Some were interbred with terrier breeds and others went through breeding for size reduction. By the year eighteen fifty, Toy Bulldogs were seen in England quite commonly and even took part in shows of conformation until around eighteen sixty. These dogs weighed between sixteen to twenty five pounds and there were also types for those weighing under twelve pounds.
Simultaneously, Nottingham lace workers who went through displacement in the industrial revolution started to settle in Normandy, France. These workers took many dogs with them including Bulldogs that were miniature.
Their popularity in France resulted in trading and importation of Bulldogs with English breeders sending Bulldogs to France which they thought were too tiny or with flaws such as erect ears. By nineteen sixty, very few English mini Bulldogs remained.
Tiny Bulldogs thus became considered to be a breed and were called Bouledogue Francais. These were dogs of high fashion and were in demand by both Parisian prostitutes and society ladies at the same time. Creative types also sought after this breed including fashion designers, writers and artists.
French Bulldogs should look muscular, intelligent and active. They should have a small or medium structure, a built that is compact and a smooth coat. There also needs to have well distributed points with no one feature being prominent from either lack of quality or excess in such a way that the animal looks badly proportioned or deformed.
Colors that are acceptable under the standard of the breed include various brindle shades, white or 'pied' fawn, which means 'patches.' Their skin should be loose, soft and forming wrinkles especially at the shoulders and head. The coat is smooth, short, brilliant and moderately fine.
The French Bulldog has a head that is square and large. The skull top needs to be slightly rounded but flat. The stop needs to be defined well, causing a groove or hollow between the eyes. Muzzles need to be well laid-back, deep and broad with well-developed cheek muscles.
The nostrils should be broad with a line that is well-defined between them and a short nose. Flews and noses need to be black except in dogs which are colored lighter over the sides and the low end of the jaws. The under jaw should be well turned-up, undershot, broad, square and deep.
The eyes need to be neither bulging nor sunken, dark in color, round, set in the skull low and wide apart. When looking forward, there should be no white of the eye and no haw showing. French Bulldog necks should be well-arched, thick and with skin that is loose at their throat.
There should be wide-set forelegs that are muscular, straight, stout and short. Their body needs to be well-rounded and short and their back should be a roach back which falls slightly at the back of the shoulders. The back should also narrow at the loins, be broad at the shoulders and be short and strong.
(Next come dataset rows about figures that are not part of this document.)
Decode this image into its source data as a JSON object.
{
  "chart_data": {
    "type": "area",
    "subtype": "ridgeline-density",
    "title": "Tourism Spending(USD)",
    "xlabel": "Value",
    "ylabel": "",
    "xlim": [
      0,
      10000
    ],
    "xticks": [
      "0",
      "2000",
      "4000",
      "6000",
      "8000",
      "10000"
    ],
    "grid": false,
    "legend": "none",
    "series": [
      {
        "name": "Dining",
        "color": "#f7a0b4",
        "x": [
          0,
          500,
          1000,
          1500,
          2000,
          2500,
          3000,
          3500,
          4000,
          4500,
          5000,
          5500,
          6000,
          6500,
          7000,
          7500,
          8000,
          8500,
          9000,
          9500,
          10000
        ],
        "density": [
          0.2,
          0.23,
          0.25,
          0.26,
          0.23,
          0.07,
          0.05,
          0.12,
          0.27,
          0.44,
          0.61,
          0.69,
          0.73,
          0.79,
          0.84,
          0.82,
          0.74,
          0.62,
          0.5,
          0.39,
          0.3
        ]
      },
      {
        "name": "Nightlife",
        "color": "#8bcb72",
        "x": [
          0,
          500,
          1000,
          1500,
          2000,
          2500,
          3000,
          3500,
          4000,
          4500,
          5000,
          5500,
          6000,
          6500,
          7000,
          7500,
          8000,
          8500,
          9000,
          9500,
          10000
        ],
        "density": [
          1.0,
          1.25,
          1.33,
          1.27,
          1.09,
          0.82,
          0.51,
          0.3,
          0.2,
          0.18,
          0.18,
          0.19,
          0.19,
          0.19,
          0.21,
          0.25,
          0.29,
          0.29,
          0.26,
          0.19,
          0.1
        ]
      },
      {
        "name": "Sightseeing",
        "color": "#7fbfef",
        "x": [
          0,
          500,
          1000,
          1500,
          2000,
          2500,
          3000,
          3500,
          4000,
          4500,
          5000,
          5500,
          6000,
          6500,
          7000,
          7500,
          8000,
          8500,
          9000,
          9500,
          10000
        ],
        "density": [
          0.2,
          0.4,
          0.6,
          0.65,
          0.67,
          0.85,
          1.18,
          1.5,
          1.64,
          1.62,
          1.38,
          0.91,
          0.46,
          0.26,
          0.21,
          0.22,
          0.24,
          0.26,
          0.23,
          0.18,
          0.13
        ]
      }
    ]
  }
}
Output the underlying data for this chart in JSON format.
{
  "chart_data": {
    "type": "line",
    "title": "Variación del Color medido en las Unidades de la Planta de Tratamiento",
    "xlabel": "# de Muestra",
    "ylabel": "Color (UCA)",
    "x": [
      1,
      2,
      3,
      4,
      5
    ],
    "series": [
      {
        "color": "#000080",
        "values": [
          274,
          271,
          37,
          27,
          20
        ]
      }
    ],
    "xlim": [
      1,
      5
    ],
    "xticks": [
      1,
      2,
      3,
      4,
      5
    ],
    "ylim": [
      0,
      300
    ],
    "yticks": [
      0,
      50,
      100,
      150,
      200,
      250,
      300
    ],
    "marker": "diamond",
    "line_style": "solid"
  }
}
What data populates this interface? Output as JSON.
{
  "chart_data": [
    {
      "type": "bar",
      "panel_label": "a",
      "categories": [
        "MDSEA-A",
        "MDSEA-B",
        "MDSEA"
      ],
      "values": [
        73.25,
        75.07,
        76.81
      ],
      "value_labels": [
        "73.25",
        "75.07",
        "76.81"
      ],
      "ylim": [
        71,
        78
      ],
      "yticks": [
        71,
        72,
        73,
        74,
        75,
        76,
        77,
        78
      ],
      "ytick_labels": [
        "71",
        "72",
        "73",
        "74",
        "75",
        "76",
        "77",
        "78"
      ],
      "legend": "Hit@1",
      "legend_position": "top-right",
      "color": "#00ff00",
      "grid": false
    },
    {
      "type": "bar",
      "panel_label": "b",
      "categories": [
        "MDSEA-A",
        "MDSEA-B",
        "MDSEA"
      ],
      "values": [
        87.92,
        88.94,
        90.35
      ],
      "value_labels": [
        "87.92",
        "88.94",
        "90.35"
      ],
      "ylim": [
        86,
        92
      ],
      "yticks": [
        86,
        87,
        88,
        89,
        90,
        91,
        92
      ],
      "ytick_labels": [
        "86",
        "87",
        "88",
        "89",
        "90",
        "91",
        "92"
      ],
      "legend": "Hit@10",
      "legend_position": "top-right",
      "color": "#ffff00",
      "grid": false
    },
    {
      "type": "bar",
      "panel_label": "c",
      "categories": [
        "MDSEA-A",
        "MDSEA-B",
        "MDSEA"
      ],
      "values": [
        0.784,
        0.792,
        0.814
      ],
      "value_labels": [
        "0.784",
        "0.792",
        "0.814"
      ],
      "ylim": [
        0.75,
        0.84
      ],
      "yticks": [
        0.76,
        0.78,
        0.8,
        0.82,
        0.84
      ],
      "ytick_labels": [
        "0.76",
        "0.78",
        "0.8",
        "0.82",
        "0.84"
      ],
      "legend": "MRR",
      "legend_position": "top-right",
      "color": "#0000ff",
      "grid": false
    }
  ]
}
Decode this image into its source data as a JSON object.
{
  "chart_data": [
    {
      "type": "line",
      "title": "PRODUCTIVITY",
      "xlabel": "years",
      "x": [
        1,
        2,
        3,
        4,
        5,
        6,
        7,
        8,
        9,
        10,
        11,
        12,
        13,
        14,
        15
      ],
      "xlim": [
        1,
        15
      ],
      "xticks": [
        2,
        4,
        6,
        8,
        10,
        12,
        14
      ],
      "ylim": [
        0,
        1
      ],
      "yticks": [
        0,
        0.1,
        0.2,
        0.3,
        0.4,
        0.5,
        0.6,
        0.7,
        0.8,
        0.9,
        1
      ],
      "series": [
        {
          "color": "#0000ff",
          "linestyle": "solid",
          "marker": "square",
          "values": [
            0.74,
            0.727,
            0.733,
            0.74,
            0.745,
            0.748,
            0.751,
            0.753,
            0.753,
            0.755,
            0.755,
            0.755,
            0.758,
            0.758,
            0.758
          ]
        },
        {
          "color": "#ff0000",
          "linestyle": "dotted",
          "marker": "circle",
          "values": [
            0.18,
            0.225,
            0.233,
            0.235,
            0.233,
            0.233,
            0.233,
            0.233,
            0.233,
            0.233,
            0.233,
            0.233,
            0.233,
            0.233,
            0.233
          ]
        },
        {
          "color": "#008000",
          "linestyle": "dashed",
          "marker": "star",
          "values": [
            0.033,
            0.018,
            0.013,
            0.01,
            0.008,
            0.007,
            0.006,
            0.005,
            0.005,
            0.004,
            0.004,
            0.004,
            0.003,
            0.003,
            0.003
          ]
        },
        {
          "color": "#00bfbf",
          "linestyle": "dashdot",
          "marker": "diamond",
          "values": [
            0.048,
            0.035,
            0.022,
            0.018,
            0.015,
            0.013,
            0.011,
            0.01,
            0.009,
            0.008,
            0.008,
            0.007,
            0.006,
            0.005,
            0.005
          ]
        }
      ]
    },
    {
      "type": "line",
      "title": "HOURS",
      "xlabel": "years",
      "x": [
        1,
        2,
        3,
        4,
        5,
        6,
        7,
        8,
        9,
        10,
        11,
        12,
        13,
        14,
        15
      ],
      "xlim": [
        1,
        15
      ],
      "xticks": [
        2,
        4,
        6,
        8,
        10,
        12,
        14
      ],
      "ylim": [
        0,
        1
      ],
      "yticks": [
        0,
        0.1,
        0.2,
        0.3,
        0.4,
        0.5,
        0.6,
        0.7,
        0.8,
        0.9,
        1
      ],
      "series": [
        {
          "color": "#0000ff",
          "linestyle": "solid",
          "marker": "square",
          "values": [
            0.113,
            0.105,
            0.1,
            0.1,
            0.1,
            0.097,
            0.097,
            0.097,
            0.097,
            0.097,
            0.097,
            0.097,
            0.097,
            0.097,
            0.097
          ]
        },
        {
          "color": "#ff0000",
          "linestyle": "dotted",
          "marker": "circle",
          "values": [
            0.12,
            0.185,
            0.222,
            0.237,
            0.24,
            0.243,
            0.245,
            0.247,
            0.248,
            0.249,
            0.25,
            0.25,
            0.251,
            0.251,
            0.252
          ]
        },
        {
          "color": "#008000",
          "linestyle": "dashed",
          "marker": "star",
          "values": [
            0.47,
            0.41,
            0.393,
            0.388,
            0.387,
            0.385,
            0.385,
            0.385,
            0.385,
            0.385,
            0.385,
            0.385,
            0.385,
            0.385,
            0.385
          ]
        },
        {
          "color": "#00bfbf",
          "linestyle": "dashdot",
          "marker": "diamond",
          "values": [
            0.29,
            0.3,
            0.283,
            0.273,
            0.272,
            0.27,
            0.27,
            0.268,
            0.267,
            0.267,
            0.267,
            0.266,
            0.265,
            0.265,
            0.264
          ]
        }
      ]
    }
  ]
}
Just like other companion breeds of dogs, French Bulldogs need to be in close touch with human beings.
They need at least a daily walk although they have fairly minimum needs for exercise. As a breed with a flat face, they cannot live outdoors because they are unable to do temperature regulation due to the compromised system of breathing.
Besides this, Frenchies, as they are sometimes called, are heavy on top and thus have a hard time when they swim. When you exercise your French Bulldog in humid or hot weather, you need to take extra precautions that your dog does not overheat.
Excellent as companions, Frenchies are sweet and bark rarely, and only when he or she truly need something. Affectionate and patient with children and with their owner, this breed can live easily with other dogs when introductions are made properly.
Ranking fifty-eighth in The Intelligence of Dogs by Stanley Coren, there are some exceptions to their presumed level of intelligence. One example is Princess Jacqueline, a French Bulldog who passed away in the year nineteen thirty four with reportedly a 20-word vocabulary, using each phrase or word the correct way.